Pressetexte zu den Tagen der deutschsprachigen Literatur in Klagenfurt

Der Standard
27.05.2002
Erstes Erzählplätschern am Ufer der Juroren

Klagenfurt - Unspektakulär, geradezu leise starteten am Mittwochabend die Klagen-furter Tage der deutschsprachigen Literatur in das 26. Jahr ihres Bestehens. Nach dem Medienrummel der zwei vergangenen Jahre - vor zwei Jahren ausgelöst durch die Umbenennung der Ingeborg-Bachmann-Tage, denen die Erben aus Protest gegen die schwarz-blaue Regierung in Österreich ihren Namen entzogen hatten, letztes Mal in Anbetracht des Jubiläums von Bachmanns 75. Geburtstag - scheint diesmal die Organisatoren das Bemühen um Korrektheit bewegt zu haben.
Korrekt und ausgewogen wie stets die Jury, die mit der Schweizer Journalistin Pia Reinacher (sie folgt der Philosophin Elisabeth Bronfen nach) ein einziges neues Gesicht enthält. Ausgewogen nach Geschlechtern (drei Frauen, vier Männer), nach Herkunft (zwei Österreicher, zwei Schweizer, drei Deutsche), nach Position (drei Autoren, drei Journalisten, eine Wissenschafterin).

Korrekt und ausgewogen ist diesmal die Liste der eingeladenen Autoren: Nicht länger stehen, wie im Vorjahr, dreizehn deutschen Autoren nur zwei aus der Schweiz, nur einer gar aus Österreich gegenüber; mit sechs deutschen und je fünf Lesenden aus der Schweiz und Österreich wurden diesmal gewissenhaft nationale Empfindlichkeiten berücksichtigt.

Korrekt war dann auch die Eröffnungsrede des Schweizer Schriftstellers Hugo Loetscher, die solche nationale Rücksichten jedoch implizit prähistorischer Rückständigkeit zieh. "Falls die Geschichte erst beginnt", die globalisierte Geschichte weltumgreifender Interdependenzen, so Loetschers Motto in feiner Ironie, so hätte die Welt bisher in der Vorgeschichte, in einer "Regional- und Lokalgeschichte" gelebt. Grenzüberschreitung auf einem Erdball, "wo es wegen der Kuppelform schwer ist, Anfang und Ende auszumachen", hebe die Bedeutung von Zentren und Rändern auf und mache auch die "Vorstellung von Weltmacht prähistorisch".

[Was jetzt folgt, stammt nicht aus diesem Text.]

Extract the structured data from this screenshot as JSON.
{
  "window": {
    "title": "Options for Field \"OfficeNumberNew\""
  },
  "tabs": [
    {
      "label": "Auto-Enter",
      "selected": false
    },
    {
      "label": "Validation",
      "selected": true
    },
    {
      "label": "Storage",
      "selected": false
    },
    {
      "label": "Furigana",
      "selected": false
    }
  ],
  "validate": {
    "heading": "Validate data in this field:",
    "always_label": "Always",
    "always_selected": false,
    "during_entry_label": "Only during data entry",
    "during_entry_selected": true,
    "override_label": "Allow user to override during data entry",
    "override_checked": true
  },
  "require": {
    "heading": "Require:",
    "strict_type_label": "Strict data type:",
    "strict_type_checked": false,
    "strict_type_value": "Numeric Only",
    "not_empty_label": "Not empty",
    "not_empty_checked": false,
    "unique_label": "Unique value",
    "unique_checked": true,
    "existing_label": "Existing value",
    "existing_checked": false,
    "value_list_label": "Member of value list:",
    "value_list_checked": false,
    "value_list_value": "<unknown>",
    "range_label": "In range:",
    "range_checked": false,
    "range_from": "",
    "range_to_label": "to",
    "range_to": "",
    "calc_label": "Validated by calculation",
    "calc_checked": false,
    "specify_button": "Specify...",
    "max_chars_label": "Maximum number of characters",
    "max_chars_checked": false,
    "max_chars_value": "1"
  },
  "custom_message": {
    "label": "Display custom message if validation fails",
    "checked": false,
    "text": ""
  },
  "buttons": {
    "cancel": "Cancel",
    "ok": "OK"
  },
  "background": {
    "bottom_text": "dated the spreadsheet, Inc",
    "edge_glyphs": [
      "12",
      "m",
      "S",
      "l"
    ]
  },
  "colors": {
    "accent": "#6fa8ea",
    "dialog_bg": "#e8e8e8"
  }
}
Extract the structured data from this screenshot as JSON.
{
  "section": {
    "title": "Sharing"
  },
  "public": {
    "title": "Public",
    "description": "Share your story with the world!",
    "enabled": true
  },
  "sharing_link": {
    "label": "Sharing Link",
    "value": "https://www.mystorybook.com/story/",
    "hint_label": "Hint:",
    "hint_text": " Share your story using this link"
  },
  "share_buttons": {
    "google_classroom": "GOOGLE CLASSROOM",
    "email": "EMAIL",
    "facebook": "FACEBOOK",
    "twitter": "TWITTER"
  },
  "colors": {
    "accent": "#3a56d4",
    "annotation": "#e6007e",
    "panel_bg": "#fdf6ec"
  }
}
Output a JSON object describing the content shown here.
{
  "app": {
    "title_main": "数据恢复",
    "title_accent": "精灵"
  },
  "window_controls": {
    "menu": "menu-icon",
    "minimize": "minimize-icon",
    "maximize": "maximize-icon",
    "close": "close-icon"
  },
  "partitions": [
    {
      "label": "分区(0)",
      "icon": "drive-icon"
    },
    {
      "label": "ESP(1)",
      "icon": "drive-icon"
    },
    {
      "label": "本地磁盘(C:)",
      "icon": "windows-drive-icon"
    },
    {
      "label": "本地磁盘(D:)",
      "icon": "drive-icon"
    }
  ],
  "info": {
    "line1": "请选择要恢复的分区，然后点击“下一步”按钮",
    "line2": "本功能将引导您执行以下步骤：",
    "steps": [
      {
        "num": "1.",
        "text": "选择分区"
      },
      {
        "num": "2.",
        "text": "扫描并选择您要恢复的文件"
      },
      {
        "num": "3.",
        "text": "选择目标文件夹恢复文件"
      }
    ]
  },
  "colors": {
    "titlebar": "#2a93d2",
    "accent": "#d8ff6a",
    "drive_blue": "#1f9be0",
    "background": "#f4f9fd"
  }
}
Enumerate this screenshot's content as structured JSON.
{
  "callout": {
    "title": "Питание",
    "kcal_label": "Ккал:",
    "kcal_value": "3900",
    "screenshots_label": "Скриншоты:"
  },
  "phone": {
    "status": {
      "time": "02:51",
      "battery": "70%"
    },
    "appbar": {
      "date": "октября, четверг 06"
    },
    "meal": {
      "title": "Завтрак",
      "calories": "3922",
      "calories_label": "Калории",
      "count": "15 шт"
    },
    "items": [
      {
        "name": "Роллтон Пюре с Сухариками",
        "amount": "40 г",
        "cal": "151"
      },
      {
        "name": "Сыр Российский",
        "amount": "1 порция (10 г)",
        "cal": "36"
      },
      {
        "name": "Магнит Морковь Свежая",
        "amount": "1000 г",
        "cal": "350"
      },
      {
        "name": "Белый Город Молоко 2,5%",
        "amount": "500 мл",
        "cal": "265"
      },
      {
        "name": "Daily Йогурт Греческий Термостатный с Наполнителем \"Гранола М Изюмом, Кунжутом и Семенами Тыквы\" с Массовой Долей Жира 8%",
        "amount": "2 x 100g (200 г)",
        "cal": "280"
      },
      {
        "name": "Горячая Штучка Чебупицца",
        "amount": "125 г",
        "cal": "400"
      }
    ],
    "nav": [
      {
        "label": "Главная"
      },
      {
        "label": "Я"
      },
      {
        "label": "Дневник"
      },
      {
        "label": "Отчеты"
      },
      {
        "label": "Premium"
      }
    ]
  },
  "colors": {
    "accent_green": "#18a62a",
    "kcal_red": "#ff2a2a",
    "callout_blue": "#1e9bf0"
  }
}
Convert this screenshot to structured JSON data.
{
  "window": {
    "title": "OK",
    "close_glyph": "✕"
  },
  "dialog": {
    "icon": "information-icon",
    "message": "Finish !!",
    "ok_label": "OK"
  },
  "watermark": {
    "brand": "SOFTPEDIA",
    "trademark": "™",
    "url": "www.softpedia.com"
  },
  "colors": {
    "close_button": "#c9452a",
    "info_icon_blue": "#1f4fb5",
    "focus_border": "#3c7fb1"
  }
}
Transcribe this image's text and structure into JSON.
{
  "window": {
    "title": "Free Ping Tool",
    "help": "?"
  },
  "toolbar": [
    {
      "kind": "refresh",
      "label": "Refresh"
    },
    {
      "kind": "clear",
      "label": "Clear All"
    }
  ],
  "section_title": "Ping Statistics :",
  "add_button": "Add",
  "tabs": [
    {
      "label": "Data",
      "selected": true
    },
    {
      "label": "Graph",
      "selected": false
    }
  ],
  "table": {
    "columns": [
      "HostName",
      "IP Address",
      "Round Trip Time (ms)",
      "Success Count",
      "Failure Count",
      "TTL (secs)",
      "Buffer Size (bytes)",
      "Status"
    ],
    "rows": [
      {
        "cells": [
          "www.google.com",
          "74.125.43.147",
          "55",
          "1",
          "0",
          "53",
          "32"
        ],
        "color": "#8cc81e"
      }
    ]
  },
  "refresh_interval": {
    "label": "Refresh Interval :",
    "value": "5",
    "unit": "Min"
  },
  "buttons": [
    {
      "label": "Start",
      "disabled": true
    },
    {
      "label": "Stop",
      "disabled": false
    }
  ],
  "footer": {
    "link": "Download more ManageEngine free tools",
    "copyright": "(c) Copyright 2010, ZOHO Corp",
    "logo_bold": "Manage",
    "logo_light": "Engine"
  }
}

Das "welthaltige" Bewusstsein der Literatur im Zeitalter staatlicher Entgrenzungen wollte sich allerdings bei Anhörung der ersten Lesungen am Donnerstag noch nicht recht einstellen. Vielmehr zeigte sich eine höchst gegenläufige Tendenz: Wollte man den Versuch unternehmen, die Texte in Loetschers Sinn als unbewusste Antwort auf die Globalisierung zu lesen, offenbaren sie einen ängstlichen Rückzug ins schützende Schneckenhaus konservativer Formen und Inhalte.

In geradezu erschreckender Konventionalität beschworen die Texte von Jörg Matheis, Nina Jäckle, Markus Ramseier und Heinz D. Heisl unter Aufbietung üppiger Natur-Metaphorik (Bäume für Leben, Steine für Tod), Kindheit, Geburt, erste Todeserfahrungen und enttäuschte Liebe.

Die Vorliebe für erzählerische Beschaulichkeit und artige Konvention war in den ersten Stunden des Wettbewerbs der einzige Hinweis auf die weltumspannende Globalisierung: Vor dem blauen Hintergrund des Kärntner Weichbilds, das die Studiodekoration adrett bespiegelte, einte sie die Autoren über Geschlecht, Nation und Alter hinweg.

Wie hatte es der frischgebackene Informationsintendant des ORF, Gerhard Draxler, am Vorabend doch so hübsch formuliert: "Klagenfurt zeigt, wie Denken aussieht." Man wird die Augen offen halten müssen.